AUTOR: Samantha Almeida

DATA: 23.07.2021

DURAÇÃO: ...

Ressonâncias II é uma performance de sonoridades que advém de uma proposta pelo Jazz ao Centro Clube a Pedro Martins e Luís Antero para a edição deste ano do Dar a ouvir. Paisagens Sonoras da Cidade. A primeira apresentação do trabalho teve lugar no passado Domingo, dia 18 de Julho, na Sala Conventual do Convento de S. Francisco, numa exibição apropriadamente cúmplice com o tema do evento, o “Rio Mondego”.

Pedro Martins e Luís Antero são, de certa forma, ou de forma certa, investigadores acústicos, exploradores de sonoridades. São ambos artistas cujo trabalho passa, não só por criar um arquivo de paisagens sonoras mas, também, por perscrutar novas formas de dar a ouvir, quer através de meios e de sons familiares com uma abordagem ou utilização singular, quer desenvolvendo e integrando ferramentas originais, como foi o caso da estrela do concerto o MS02.

Apesar de se tratar de uma performance cujo epicentro é o som, o seu apelo aos sentidos não se esgota na escuta. As componentes visuais e técnicas tornam-se também indissociáveis para a apreciação daquela que foi uma mostra de um todo com mais 37 minutos do que os 60 que foram possíveis naquela tarde. Na eventual possibilidade de apenas se escutar e não assistir ao concerto, não se adivinha que a panóplia dos sons que se distinguem é emanada a partir das gavetas de um móvel. Este é o MS02, um objecto personalizado com 35 gavetas e em cuja frente se desenha, no que parece ser a giz branco, a cidade de Coimbra atravessada pelo Rio Mondego. Não é, portanto, um móvel qualquer, nem tão pouco com finalidades de organização doméstica. Ordena, sem regras, ambientes desordenados, próprios da vida da cidade. Ao abrir cada gaveta, escuta-se uma parte ou partes da vida quotidiana; sejam sons de trânsito, chuva a bater com diferentes texturas e intensidades, pássaros, avionetas, vozes aleatórias da população, passos de saltos altos, ambulâncias, conversas cruzadas e louças que facilmente identificavam o ambiente sonoro de um qualquer café ou restaurante…

Enfim, naquelas pequenas gavetas de madeira cabe o que se conhece e o que não se reconhece das paisagens sonoras de Coimbra.

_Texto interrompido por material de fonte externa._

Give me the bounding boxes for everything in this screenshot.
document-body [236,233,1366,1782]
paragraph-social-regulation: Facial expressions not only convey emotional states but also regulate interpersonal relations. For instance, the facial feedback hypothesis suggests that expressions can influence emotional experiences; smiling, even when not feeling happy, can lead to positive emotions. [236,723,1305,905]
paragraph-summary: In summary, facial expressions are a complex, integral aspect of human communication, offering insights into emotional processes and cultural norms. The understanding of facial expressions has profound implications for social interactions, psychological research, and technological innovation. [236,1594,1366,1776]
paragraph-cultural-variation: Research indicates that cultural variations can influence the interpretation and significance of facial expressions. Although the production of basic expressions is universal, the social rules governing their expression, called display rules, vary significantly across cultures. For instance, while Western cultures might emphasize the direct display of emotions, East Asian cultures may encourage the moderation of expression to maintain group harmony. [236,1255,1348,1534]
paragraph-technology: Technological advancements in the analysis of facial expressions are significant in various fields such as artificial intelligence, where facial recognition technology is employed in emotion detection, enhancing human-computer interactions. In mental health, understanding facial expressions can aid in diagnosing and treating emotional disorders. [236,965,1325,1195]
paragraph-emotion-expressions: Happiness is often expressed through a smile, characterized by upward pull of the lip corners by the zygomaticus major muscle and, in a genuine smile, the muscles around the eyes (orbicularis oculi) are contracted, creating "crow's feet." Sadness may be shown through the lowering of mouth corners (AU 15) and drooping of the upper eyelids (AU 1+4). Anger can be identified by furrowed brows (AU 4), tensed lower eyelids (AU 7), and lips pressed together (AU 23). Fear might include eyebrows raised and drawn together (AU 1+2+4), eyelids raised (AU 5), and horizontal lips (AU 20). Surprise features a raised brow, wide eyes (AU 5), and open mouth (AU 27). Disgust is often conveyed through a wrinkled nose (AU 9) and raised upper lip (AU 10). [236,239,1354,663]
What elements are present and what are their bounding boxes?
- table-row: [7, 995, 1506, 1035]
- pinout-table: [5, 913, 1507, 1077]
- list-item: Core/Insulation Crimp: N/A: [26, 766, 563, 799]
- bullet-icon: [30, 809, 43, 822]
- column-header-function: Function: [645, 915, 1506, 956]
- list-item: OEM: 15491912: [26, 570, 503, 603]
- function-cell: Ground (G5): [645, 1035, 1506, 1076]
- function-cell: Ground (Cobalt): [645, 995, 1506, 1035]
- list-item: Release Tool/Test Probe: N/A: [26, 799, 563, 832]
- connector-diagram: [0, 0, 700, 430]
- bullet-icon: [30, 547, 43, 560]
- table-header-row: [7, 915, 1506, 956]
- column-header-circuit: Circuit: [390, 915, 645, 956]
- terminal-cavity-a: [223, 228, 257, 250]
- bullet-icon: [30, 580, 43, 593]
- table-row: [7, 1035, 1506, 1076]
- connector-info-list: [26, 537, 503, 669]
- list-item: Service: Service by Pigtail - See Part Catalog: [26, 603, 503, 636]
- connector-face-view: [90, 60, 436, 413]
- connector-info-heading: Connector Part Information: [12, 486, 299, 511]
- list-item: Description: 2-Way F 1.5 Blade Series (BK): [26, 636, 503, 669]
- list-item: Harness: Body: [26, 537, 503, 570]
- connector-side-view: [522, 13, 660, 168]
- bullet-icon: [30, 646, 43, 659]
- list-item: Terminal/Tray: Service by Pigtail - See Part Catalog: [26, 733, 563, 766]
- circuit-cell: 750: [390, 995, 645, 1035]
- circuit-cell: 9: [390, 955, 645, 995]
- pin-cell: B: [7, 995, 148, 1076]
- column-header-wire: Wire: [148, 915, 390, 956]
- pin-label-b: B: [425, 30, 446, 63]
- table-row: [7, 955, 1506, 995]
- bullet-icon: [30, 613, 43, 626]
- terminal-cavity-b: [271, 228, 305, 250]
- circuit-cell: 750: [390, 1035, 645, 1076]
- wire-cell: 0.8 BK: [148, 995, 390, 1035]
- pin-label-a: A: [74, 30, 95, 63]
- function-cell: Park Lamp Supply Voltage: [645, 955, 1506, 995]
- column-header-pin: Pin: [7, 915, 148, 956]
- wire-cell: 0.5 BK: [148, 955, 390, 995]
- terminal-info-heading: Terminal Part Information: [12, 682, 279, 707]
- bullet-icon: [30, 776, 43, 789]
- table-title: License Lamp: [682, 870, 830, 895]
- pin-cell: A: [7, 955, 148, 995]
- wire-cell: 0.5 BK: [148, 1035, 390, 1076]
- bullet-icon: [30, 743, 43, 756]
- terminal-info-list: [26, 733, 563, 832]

O MS02 é uma ferramenta modificada com tecnologia própria que permite, a quem e de cada vez que se manipule, uma vasta exploração de painéis sonoros. É, por isso e também, um instrumento lúdico. Numa sala bem composta pelo público, Luís Antero conduziu uma criança a participar na performance para manipular algumas gavetas e, no fim, estendeu o convite a todos para experimentarem a peça.

O MS02, no entanto, não surgiu por acaso. É um upgrade do MS01, antecessor criado e utilizado pela dupla numa abordagem experimental apresentada no Dar a ouvir. Paisagens Sonoras da Cidade de 2017 e que posteriormente se desenvolveu no Ressonâncias da Alta e Sofia, trabalho que teve oportunidade de se dar a conhecer em 2018 no âmbito do mesmo projecto e inserido na programação de Natal do Serviço Educativo do JACC do ano seguinte.

A atmosfera sonora do Ressonâncias II é ainda continuamente acompanhada pelo experimentalismo de Pedro Martins e Luís Antero com recurso à guitarra e cujo som é, por sua vez, explorado no contacto com outros instrumentos como, por exemplo, um arco de violino e as hélices de uma pequena ventoinha portátil a roçar nas cordas da guitarra eléctrica. Estas experiências resultam num ambiente sonoro fluvial que, numa interpretação puramente conceptual, parecem dar conta dos fluxos do rio Mondego, sobre o qual se eleva a vida da cidade.

Para quem não teve oportunidade de assistir ou quem teve a curiosidade e o entusiasmo aguçados com a primeira apresentação, o Ressonâncias II regressa à mesma sala no dia 5 de Setembro para uma performance diferente, à qual se junta o trompetista João Silva.